Notebooks for workshop

Primary LanguageJupyter Notebook

IEEE-GRSS Summer School on Scaling Machine Learning for Remote Sensing using Cloud Computing Environment

An End-to-end ML workflow using ImageLabeler and AWS SageMaker

The goal of the workshop is to familiarize you with the ImageLabeler and AWS SageMaker tool sets. In the process of completing this workshop you will have built an end-to-end machine learning (ML) solution: one that lets you label your own Earth science phenomena, as well as preprocess, train and deploy ML models within the confines of Jupyter notebooks.

ImageLabeler

ImageLabeler facilitates the creation and management of labeled Earth science images for use in machine learning models. Using ImageLabeler, you can label images to indicate the presence or absence of a target Earth science phenomena. Additional features include: extraction of images from satellite imagery, drawing bounding boxes, and assigning teams for labeling.

Amazon Web Services (AWS) SageMaker

Amazon SageMaker helps data scientists and developers to prepare, build, train, and deploy high-quality ML models quickly by bringing together a broad set of capabilities purpose-built for ML. Simply put, it is a set of cloud-based (specifically, AWS) apps that focus on labeling, training, testing, and deploying models. Among other things, It provides access to provisioned Jupyter notebooks to train models and easily accessible model deployment.

Overall workflow

  1. Deploy a SageMaker instance using cdk. This process uses AWS Python CDK to deploy AWS services (Role, SageMaker instance) within the familiarity of Python.
  2. Label Earth science phenomena using ImageLabeler. We will be using an example of high-latitude dust for demonstration purposes.
  3. Get labeled data within SageMaker's Jupyter notebook instance and preprocess it for ML use.
  4. Train a model and observe training metrics.
  5. Deploy the model and infer from it.

The overall process has been divided into five chapters.
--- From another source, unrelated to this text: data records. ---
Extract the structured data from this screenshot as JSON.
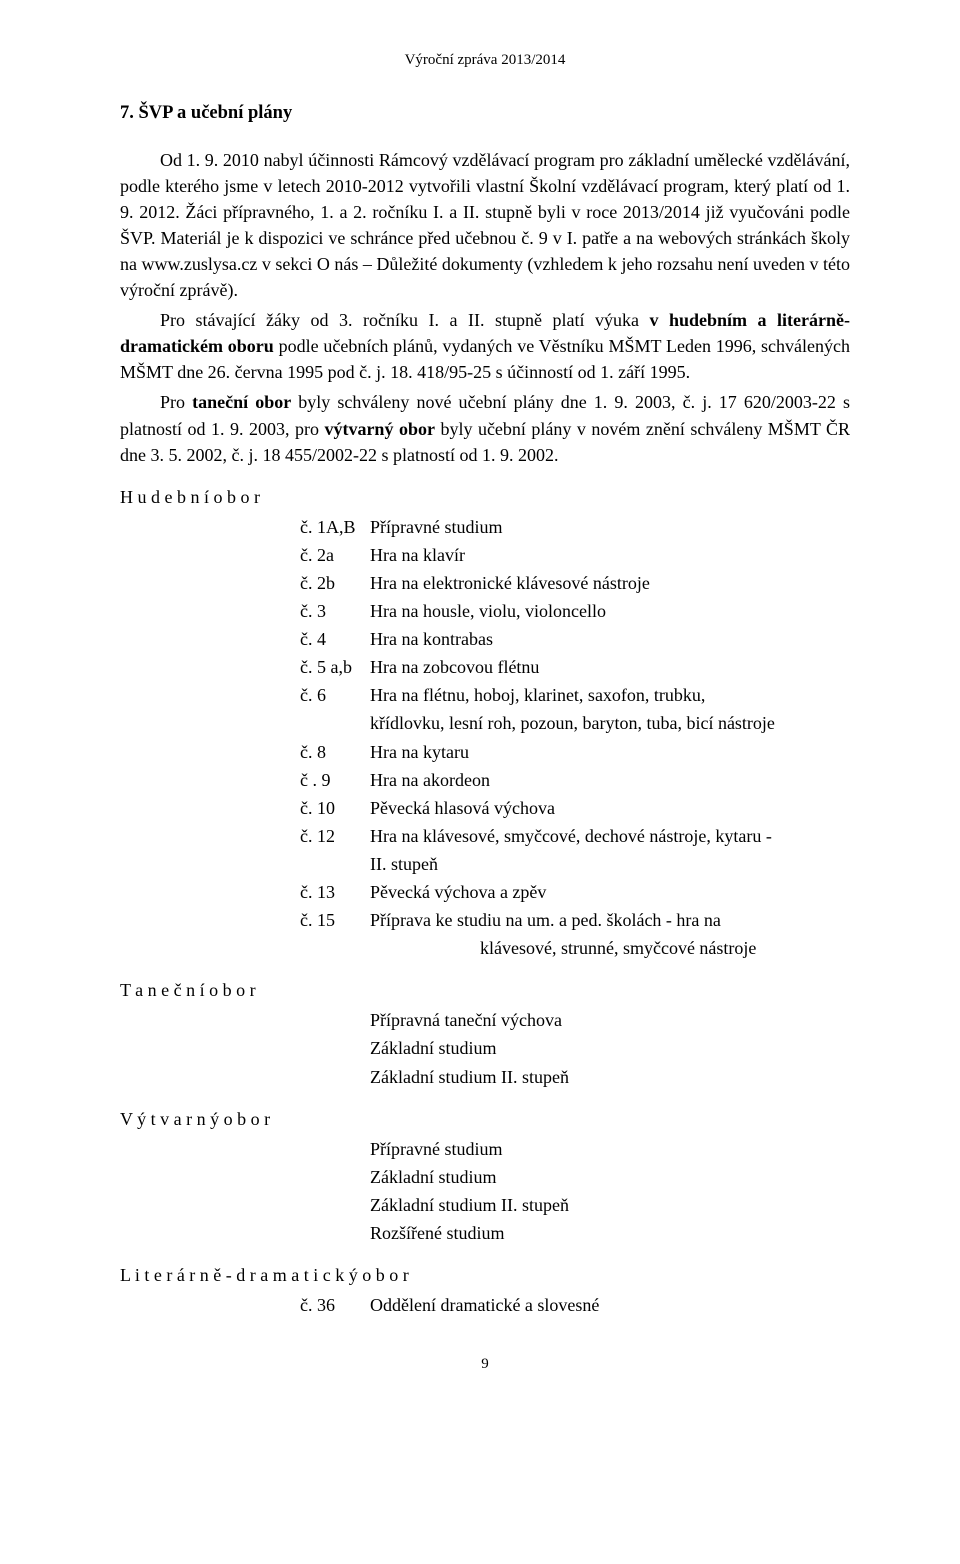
{
  "header": "Výroční zpráva 2013/2014",
  "section_title": "7. ŠVP a učební plány",
  "paragraphs": {
    "p1a": "Od 1. 9. 2010 nabyl účinnosti Rámcový vzdělávací program pro základní umělecké vzdělávání, podle kterého jsme v letech 2010-2012 vytvořili vlastní Školní vzdělávací program, který platí od 1. 9. 2012. Žáci přípravného, 1. a 2. ročníku I. a II. stupně byli v roce 2013/2014 již vyučováni podle ŠVP. Materiál je k dispozici ve schránce před učebnou č. 9 v I. patře a na webových stránkách školy na www.zuslysa.cz v sekci O nás – Důležité dokumenty (vzhledem k jeho rozsahu není uveden v této výroční zprávě).",
    "p2_pre": "Pro stávající žáky od 3. ročníku I. a II. stupně platí výuka ",
    "p2_bold": "v hudebním a literárně-dramatickém oboru",
    "p2_mid": " podle učebních plánů, vydaných ve Věstníku MŠMT Leden 1996, schválených MŠMT dne 26. června 1995 pod č. j. 18. 418/95-25 s účinností od 1. září 1995.",
    "p3_pre": "Pro ",
    "p3_bold1": "taneční obor",
    "p3_mid1": " byly schváleny nové učební plány dne 1. 9. 2003, č. j. 17 620/2003-22 s platností od 1. 9. 2003, pro ",
    "p3_bold2": "výtvarný obor",
    "p3_mid2": " byly učební plány v novém znění schváleny MŠMT ČR dne 3. 5. 2002, č. j. 18 455/2002-22 s platností od 1. 9. 2002."
  },
  "obor": {
    "hudebni": {
      "label": "H u d e b n í  o b o r",
      "items": [
        {
          "c": "č. 1A,B",
          "t": "Přípravné studium"
        },
        {
          "c": "č. 2a",
          "t": "Hra na klavír"
        },
        {
          "c": "č. 2b",
          "t": "Hra na elektronické klávesové nástroje"
        },
        {
          "c": "č. 3",
          "t": "Hra na housle, violu, violoncello"
        },
        {
          "c": "č. 4",
          "t": "Hra na kontrabas"
        },
        {
          "c": "č. 5 a,b",
          "t": "Hra na zobcovou flétnu"
        },
        {
          "c": "č. 6",
          "t": "Hra na flétnu, hoboj, klarinet, saxofon, trubku,"
        },
        {
          "c": "",
          "t": "křídlovku, lesní roh, pozoun, baryton, tuba, bicí nástroje"
        },
        {
          "c": "č. 8",
          "t": "Hra na kytaru"
        },
        {
          "c": "č . 9",
          "t": "Hra na akordeon"
        },
        {
          "c": "č. 10",
          "t": "Pěvecká hlasová výchova"
        },
        {
          "c": "č. 12",
          "t": "Hra na klávesové, smyčcové, dechové nástroje, kytaru -"
        },
        {
          "c": "",
          "t": "II. stupeň"
        },
        {
          "c": "č. 13",
          "t": "Pěvecká výchova a zpěv"
        },
        {
          "c": "č. 15",
          "t": "Příprava ke studiu na um. a ped. školách - hra na"
        }
      ],
      "tail_indent": "klávesové, strunné, smyčcové nástroje"
    },
    "tanecni": {
      "label": "T a n e č n í  o b o r",
      "items": [
        "Přípravná taneční výchova",
        "Základní studium",
        "Základní studium II. stupeň"
      ]
    },
    "vytvarny": {
      "label": "V ý t v a r n ý  o b o r",
      "items": [
        "Přípravné studium",
        "Základní studium",
        "Základní studium II. stupeň",
        "Rozšířené studium"
      ]
    },
    "litdram": {
      "label": "L i t e r á r n ě - d r a m a t i c k ý  o b o r",
      "items": [
        {
          "c": "č. 36",
          "t": "Oddělení dramatické a slovesné"
        }
      ]
    }
  },
  "footer_page": "9"
}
Each chapter will have its own learning goal and objectives. The materials for each chapter are contained in a corresponding directory in this repository. Listed below are the sections of the workshop split into chapters.

  1. Chapter-0: Creating Sagemaker instance with the AWS Cloud Development Kit
  2. Chapter-1: Using ImageLabeler to create labels
  3. Chapter-2: Preparing training data
  4. Chapter-3: Training a model using SageMaker
  5. Chapter-4: Deploying a model and inferring predictions

There are readme files for each of these chapters that gives an overview of the contents in the chapter. Each chapter has a .ipynb Jupyter notebook file that walks through the process and the codebase, enabling you to set up a cloud-based, end-to-end pipeline for training and deploying ML models, one chapter at a time.